I got alot of mental notes on the subject, but I've leave it like that, just wanted to give some feedback.
...
Links:
Method of the Loci - Explained https://www.youtube.com/wat...
Used for example by Jonas von Essen; Showcased here https://www.youtube.com/wat...
http://www.world-memory-sta...
[link below for pic] of refined information in wiki format.
sachac
2015-01-30T22:53:14ZHmm, that's an interesting approach. I definitely build some kind of memory when I search my blog or use C-u org-refile to jump to an outline heading by some of the keywords from the headings, and sometimes I remember things in my blogs based on the links I need to follow.
In addition to searching, browsing through a link structure is good for prompting my memory. This is why I invest the time in building indices, outlines, and lists - they're great for reminding me about stuff I wouldn't have thought of searching for. Even if I have to follow several links, it still keeps it manageable.

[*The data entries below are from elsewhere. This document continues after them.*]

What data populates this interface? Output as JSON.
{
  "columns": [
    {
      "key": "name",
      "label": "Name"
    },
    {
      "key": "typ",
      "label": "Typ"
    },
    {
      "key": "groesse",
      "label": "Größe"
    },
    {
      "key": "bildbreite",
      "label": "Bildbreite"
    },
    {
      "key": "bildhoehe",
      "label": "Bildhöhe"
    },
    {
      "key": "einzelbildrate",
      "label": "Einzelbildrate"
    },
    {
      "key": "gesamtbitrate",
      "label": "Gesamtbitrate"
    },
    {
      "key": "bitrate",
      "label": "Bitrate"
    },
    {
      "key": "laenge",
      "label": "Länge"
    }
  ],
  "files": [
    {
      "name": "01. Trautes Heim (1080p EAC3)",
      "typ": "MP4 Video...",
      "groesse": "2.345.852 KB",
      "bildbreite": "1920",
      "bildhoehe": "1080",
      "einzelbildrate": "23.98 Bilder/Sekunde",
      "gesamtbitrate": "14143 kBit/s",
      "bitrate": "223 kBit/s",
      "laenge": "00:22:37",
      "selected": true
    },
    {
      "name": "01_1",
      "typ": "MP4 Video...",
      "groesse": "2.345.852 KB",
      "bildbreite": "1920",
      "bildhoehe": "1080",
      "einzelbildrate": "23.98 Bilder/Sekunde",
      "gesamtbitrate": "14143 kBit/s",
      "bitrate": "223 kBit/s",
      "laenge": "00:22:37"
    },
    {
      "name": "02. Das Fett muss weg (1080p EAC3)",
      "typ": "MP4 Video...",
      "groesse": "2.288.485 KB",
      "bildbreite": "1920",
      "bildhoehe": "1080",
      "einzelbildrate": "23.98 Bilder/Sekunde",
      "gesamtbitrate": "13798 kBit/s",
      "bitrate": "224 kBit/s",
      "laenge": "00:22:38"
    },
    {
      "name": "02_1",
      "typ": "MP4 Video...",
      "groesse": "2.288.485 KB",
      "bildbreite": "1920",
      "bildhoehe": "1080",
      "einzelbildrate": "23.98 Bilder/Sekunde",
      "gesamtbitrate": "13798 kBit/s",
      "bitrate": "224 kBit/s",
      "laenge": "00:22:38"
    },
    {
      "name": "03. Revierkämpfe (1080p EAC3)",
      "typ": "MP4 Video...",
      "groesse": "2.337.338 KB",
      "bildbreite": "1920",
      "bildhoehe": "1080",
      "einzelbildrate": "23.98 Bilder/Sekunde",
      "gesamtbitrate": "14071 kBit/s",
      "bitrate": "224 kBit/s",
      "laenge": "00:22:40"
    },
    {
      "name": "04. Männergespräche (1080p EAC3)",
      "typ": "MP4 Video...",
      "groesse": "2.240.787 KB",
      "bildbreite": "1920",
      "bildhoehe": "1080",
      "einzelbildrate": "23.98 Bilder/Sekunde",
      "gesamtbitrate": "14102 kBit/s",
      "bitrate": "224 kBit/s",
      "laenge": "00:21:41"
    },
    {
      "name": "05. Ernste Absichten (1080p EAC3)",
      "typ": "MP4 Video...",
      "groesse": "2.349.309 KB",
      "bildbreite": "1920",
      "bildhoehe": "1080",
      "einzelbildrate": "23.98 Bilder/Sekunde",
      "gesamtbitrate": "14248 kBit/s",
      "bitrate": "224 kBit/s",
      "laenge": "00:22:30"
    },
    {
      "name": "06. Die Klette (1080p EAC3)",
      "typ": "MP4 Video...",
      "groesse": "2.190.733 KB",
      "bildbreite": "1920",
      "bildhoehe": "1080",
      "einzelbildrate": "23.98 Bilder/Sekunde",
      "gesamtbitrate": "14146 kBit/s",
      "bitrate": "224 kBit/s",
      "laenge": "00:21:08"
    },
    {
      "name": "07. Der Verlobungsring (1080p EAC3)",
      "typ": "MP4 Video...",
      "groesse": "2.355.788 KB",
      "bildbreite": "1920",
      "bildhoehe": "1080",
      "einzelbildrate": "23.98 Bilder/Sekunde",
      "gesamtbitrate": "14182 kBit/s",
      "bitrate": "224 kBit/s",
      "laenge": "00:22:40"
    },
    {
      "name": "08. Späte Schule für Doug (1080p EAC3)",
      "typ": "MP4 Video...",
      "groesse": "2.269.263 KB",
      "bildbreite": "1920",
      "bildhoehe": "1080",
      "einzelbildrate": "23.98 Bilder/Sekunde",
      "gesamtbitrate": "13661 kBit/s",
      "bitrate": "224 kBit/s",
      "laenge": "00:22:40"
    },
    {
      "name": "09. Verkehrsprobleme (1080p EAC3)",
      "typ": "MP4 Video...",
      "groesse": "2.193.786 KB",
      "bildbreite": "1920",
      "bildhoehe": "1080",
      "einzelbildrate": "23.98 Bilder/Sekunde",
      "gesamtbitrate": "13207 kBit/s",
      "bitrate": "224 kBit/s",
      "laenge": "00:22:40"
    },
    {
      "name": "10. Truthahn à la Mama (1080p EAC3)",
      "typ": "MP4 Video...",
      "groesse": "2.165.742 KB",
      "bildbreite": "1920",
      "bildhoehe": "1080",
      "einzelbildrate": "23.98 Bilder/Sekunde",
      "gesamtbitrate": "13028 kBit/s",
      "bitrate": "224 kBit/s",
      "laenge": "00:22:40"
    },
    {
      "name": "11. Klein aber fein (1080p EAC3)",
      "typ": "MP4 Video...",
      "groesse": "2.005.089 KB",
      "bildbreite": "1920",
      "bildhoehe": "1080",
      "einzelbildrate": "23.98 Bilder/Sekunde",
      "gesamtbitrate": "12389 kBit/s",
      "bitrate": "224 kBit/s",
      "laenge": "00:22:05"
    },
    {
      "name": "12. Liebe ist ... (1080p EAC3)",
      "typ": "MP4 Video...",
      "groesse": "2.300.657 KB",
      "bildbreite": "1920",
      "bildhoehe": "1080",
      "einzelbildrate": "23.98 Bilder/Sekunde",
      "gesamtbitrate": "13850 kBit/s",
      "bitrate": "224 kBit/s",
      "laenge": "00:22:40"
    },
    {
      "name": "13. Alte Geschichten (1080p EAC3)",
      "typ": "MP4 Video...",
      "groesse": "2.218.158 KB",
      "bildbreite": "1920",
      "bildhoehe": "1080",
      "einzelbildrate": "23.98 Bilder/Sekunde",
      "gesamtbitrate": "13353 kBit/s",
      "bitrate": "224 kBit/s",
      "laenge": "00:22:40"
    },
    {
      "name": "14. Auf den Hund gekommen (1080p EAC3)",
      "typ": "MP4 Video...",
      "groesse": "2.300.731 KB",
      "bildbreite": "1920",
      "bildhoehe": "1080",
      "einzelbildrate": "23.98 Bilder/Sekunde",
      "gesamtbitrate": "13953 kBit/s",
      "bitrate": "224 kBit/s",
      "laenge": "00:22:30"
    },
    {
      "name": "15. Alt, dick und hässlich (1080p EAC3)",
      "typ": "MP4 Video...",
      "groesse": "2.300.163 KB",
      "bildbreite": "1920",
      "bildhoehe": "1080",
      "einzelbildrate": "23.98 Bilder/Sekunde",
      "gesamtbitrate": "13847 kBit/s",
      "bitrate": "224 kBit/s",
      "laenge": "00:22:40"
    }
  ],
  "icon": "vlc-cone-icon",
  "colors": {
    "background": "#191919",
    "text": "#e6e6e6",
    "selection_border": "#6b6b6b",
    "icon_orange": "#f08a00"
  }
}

My blog index at http://sachachua.com/blog/index is pretty manageable for me, even though the top-level entries are too many to fit in my head. I split large categories to make them easier to work with, and I narrow to Org Mode subtrees in order to focus.
By the way, the angle brackets (< and >) are special because of HTML tags, so you may want to avoid using them to quote things. Maybe use " or [ instead?
Martin
2015-01-29T11:06:25ZHi Sacha,
very interesting post. As I tend to forget things easily, I've also gotten into the habit of writing literally (nearly) everything down which has often helped me a lot later when I needed the information.
In fact my experience is similar to yours: if I've written it down, I tend to forget it - I often find notes which I think I would not even have known they existed, and I found them by a keyword search.
You said, you need the right keyword to find the content again.
Evernote was already mentioned. For Mac OS X (I'm not sure which OS you use) there is a similar software with a really powerful feature "see also" which finds similar content based on AI algorithms.
It's called DevonThink Pro (see http://www.devontechnologie... ) and especially people working in Research working with many sources find it very useful.
I'm not affiliated to DevonTechnologies, I'm just a happy user.
Kind regards
Martin
sachac
2015-01-30T22:45:56ZYes, I've heard good things about DevonThink's automatic association of notes. =) I find that my mind does a decent job of associating most of the time, especially with blog posts (since they're often long enough that I've probably used several different words to describe something), and that people's comments lead to serendipitous juxtapositions. Looking forward to having more automatic association support at some point, though!